Shop talk Poor Moon played house shows under the names Peppermint Majesty, Cookie Mask, Rabbit Kingdom, and WMW before finally settling on Poor Moon, after the Canned Heat song about Blind Al Wilson’s fear that the evil forces of mankind are going to blow up the moon (sample lyrics: “They might test some bomb/And scar your skin/I don’t think they care/So I wonder when/They’re going to destroy your face”). “I liked the idea of having sympathy for the moon,” Wargo says, although he admits the idea doesn’t make much logical sense. “That’s the part of the song that I love most, though . . . the mystery around the whole premise. It doesn’t matter if there is any foundation for his concerns. It was real to him, so that’s all that mattered.”

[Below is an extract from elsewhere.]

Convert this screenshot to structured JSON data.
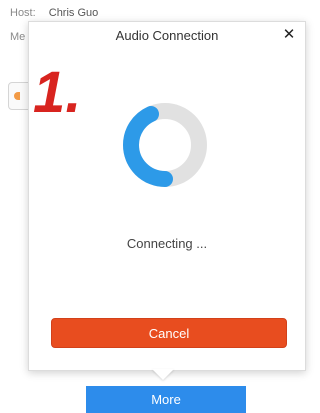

The band has already completed a full-length that Wargo says should be out in August. Of naming the album, he says, “I think the unwritten rule is, your first record is your one opportunity to just call it a self-titled.” Or, I suggest, they could call it Rich Sun. He looks at me. “You’ve got all kinds of ideas. Will you consult with me? I need somebody like you. Every time I ask my bandmates ‘What do you want to do?’ “—he slumps his shoulders and mimics “I don’t know.” That’s what happens when you’re the frontman. “Yeah,” he says, “That’s been dawning on me a lot lately.”

BTW: Outside of Mama’s, Wargo takes a box of Grandpa’s Wonder Pine Tar Soap out of his sweater pocket and presents it to me. “I wanted you to have this,” he says enigmatically. It smells like a clean tire. I thank him, and he slinks off into the night like a cherubic, woolly moon disappearing into the horizon.